Silence resonated in the air like a hammer poised to come down.
“It wasn’t a woman, Sheriff,” Carrie asserted at last. “Not unless she was over six foot.” She took a swallow of the brandy, and shuddered before wrapping the blanket tighter around her shoulders.
“Well, how the heck do you know the person was over six foot, Miz Bennett? You said he was dressed all in black and all you could see were the eyes.”
“That’s just it,” she answered. “From the height of the eyes, I know it was a very tall person. I’m guessing over six feet at least.”
Dex tapped his pen on the pad with a shake of his head. “Well,” he said, hoisting his belly and moving back in the chair. “Could be a woman in heels. Did you hear a vehicle, a getaway car?”
Jake exchanged inquiring looks with the other two.
It was his dad who said, “Carrie was pretty damn hysterical, screaming her head off. I think we might have missed hearing that, what with the dogs yapping an’ all. Sure to be tire tracks out front if your patrol car hasn’t mussed them.”
“Well.” Dex sighed again as he lugged his heft to standing position. “I doubt I’ll be able to see anything tonight, but I’ll have a look with a flashlight. Any arguments with your clients, Ray? Any disagreements over a bill perhaps, dissatisfaction with a hunt, somethin’ like that? Anything at all you can think of?”
His father shot back his whiskey, and shook his head. “Nothing. Nothing like that at all. Most of my clients are either regulars, recommended by regulars, or come here through their firms who have contracts with me. If they were dissatisfied, I’d hear from the firms, but there’s been nothing like that, nothin’ at all.” He banged his glass on the table.

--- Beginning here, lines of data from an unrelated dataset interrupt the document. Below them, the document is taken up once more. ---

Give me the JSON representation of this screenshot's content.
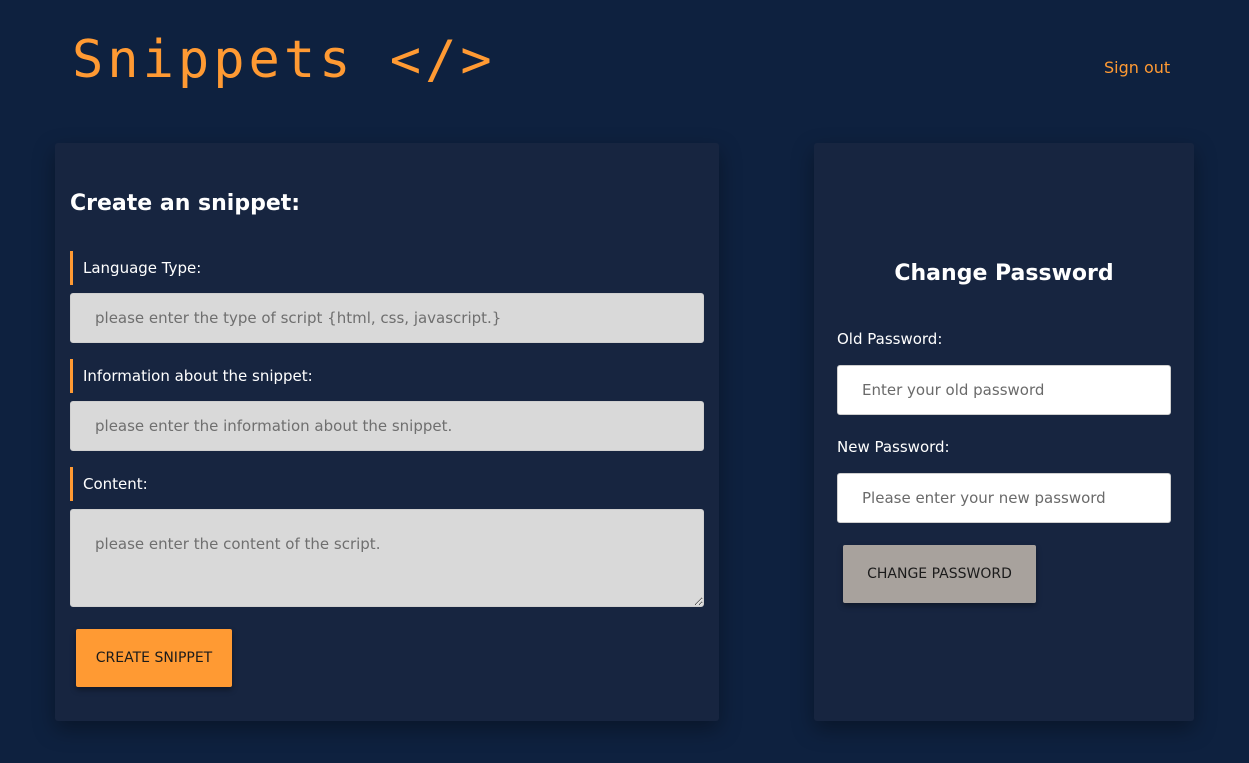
{
  "header": {
    "logo_text": "Snippets </>",
    "signout_label": "Sign out"
  },
  "create_form": {
    "title": "Create an snippet:",
    "language_label": "Language Type:",
    "language_placeholder": "please enter the type of script {html, css, javascript.}",
    "info_label": "Information about the snippet:",
    "info_placeholder": "please enter the information about the snippet.",
    "content_label": "Content:",
    "content_placeholder": "please enter the content of the script.",
    "submit_label": "CREATE SNIPPET"
  },
  "password_form": {
    "title": "Change Password",
    "old_label": "Old Password:",
    "old_placeholder": "Enter your old password",
    "new_label": "New Password:",
    "new_placeholder": "Please enter your new password",
    "submit_label": "CHANGE PASSWORD"
  },
  "colors": {
    "background": "#0e213f",
    "card": "#172540",
    "accent": "#ff9a33",
    "input_gray": "#d9d9d9",
    "button_gray": "#a8a29d"
  }
}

Carrie swayed slightly and his dad gathered her to him as he stooped beside her.
“Really, Dex, I think I better see Carrie to bed. I think this is all just too much for one night now, and we’ll all feel better in the mornin’.” He grasped her by the shoulders. “I hope.”

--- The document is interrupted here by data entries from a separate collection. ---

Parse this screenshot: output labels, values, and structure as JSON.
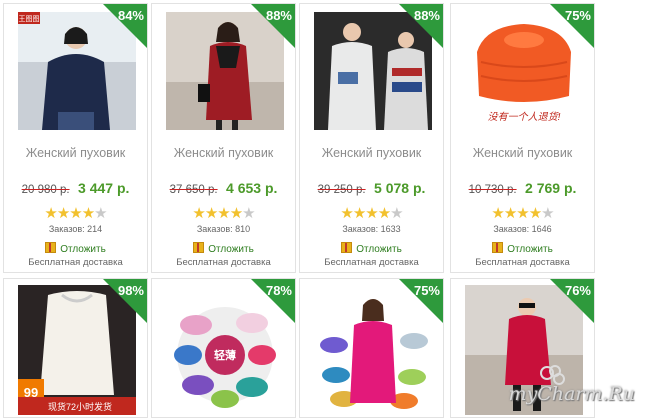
{
  "products_row1": [
    {
      "title": "Женский пуховик",
      "old_price": "20 980",
      "currency": " р.",
      "new_price": "3 447 р.",
      "discount": "84%",
      "rating": 4,
      "orders": "Заказов: 214",
      "later_label": "Отложить",
      "shipping": "Бесплатная доставка"
    },
    {
      "title": "Женский пуховик",
      "old_price": "37 650",
      "currency": " р.",
      "new_price": "4 653 р.",
      "discount": "88%",
      "rating": 4,
      "orders": "Заказов: 810",
      "later_label": "Отложить",
      "shipping": "Бесплатная доставка"
    },
    {
      "title": "Женский пуховик",
      "old_price": "39 250",
      "currency": " р.",
      "new_price": "5 078 р.",
      "discount": "88%",
      "rating": 4,
      "orders": "Заказов: 1633",
      "later_label": "Отложить",
      "shipping": "Бесплатная доставка"
    },
    {
      "title": "Женский пуховик",
      "old_price": "10 730",
      "currency": " р.",
      "new_price": "2 769 р.",
      "discount": "75%",
      "rating": 4,
      "orders": "Заказов: 1646",
      "later_label": "Отложить",
      "shipping": "Бесплатная доставка"
    }
  ],
  "products_row2": [
    {
      "discount": "98%"
    },
    {
      "discount": "78%"
    },
    {
      "discount": "75%"
    },
    {
      "discount": "76%"
    }
  ],
  "photo_overlays": {
    "p4_caption": "没有一个人退货!",
    "p5_badge": "99",
    "p5_banner": "现货72小时发货",
    "p6_center": "轻薄",
    "p1_logo": "王图图"
  },
  "watermark": "myCharm.Ru",
  "colors": {
    "badge": "#2e9a3c",
    "new_price": "#4c9a2a",
    "old_price": "#cc2222",
    "star": "#f2c12e"
  }
}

I won’t feel better. Jake leaned back against the wall and swigged his whiskey. I won’t feel better at all.
****
The odor of Lysol wafted in on a late morning breeze as Carrie sat in front of her blank page on the computer, wondering if she would ever be able to write another word. The page beckoned her accusingly, as if she had made it a promise she didn’t keep.
She glanced outside to watch Ray carrying a shrouded Alamo to the grave Jake had dug some distance from the yard. He carefully lowered the canine in before grabbing a second shovel to help put back the top layer of earth. Crockett and Star lay at Carrie’s feet, a feeling of desolation so great emanating from the two remaining dogs that, whenever she considered their loss, an upsurge of tears would begin and the dogs would whimper and beat their tails like old women keening and pounding their chests in mourning.

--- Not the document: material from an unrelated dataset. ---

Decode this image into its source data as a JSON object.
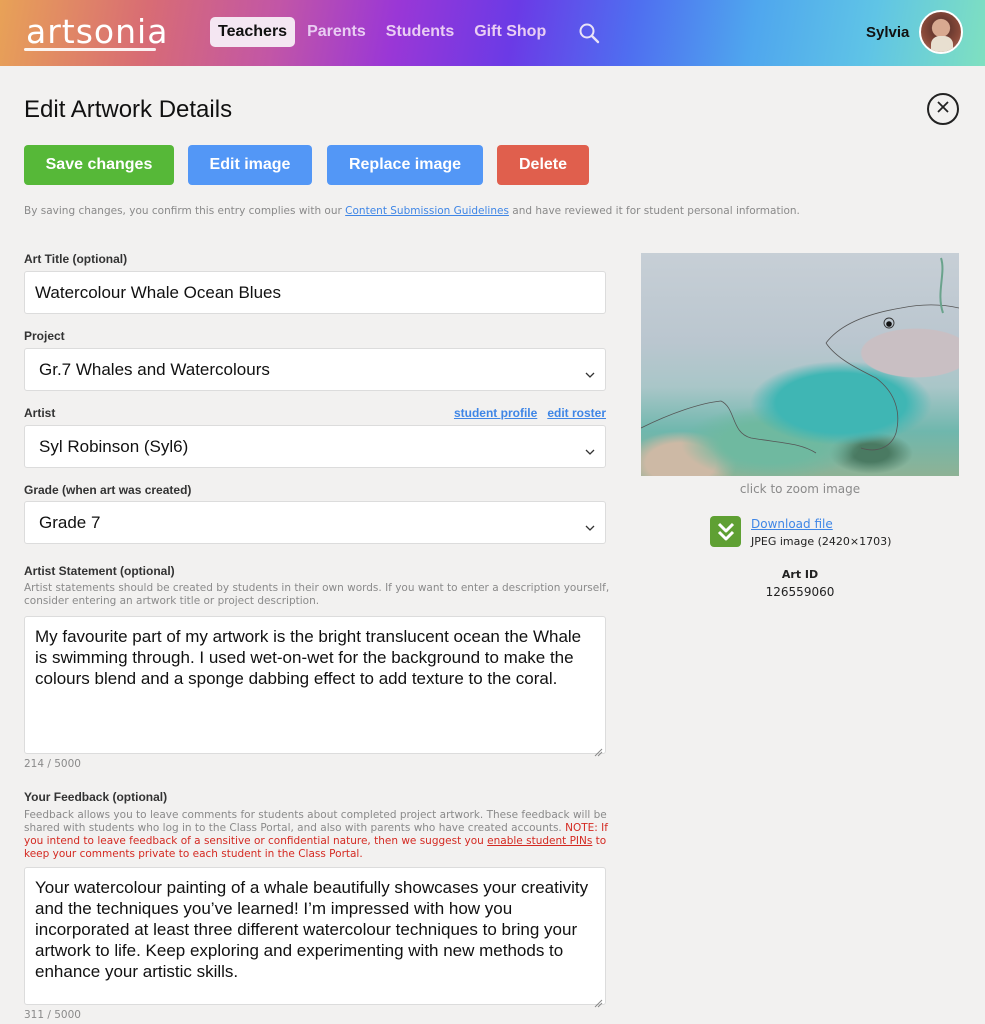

Beyond the glass, she saw Ray dust down his hands and give the earth one last tamping with his boots before heading to a shed to put the shovels away. Jake was filling a bucket from the outside tap, the Lysol bottle nearby, no doubt to wash down the kennel floor for what, to Carrie, was about the millionth time.
No one had had more than coffee for breakfast, and a very subdued Mabel made an unusually quiet circuit of the house.
Carrie reviewed her earlier telephone conversation with Paige, to cry on her shoulder, as her daughter had put it. She’d obviously been the wrong one to seek for sympathy; all business as usual, her daughter had pointed out the loss of a dog was ‘hardly, well, you know, he may be man’s best friend, but he wasn’t a human.’ And so, now the funereal air was so ubiquitous, Carrie had a sudden urge to just get out, when the two men entered.
“Had to be someone who knows the place, knows the lay-out,” Ray was saying. “I don’t understand it at all. He’d been into the shed and tampered with the breaker for the outside lights. Who would do such a thing, Jake? Why would they do such a thing?”
Carrie sensed the younger man was staring at her, trying to read her.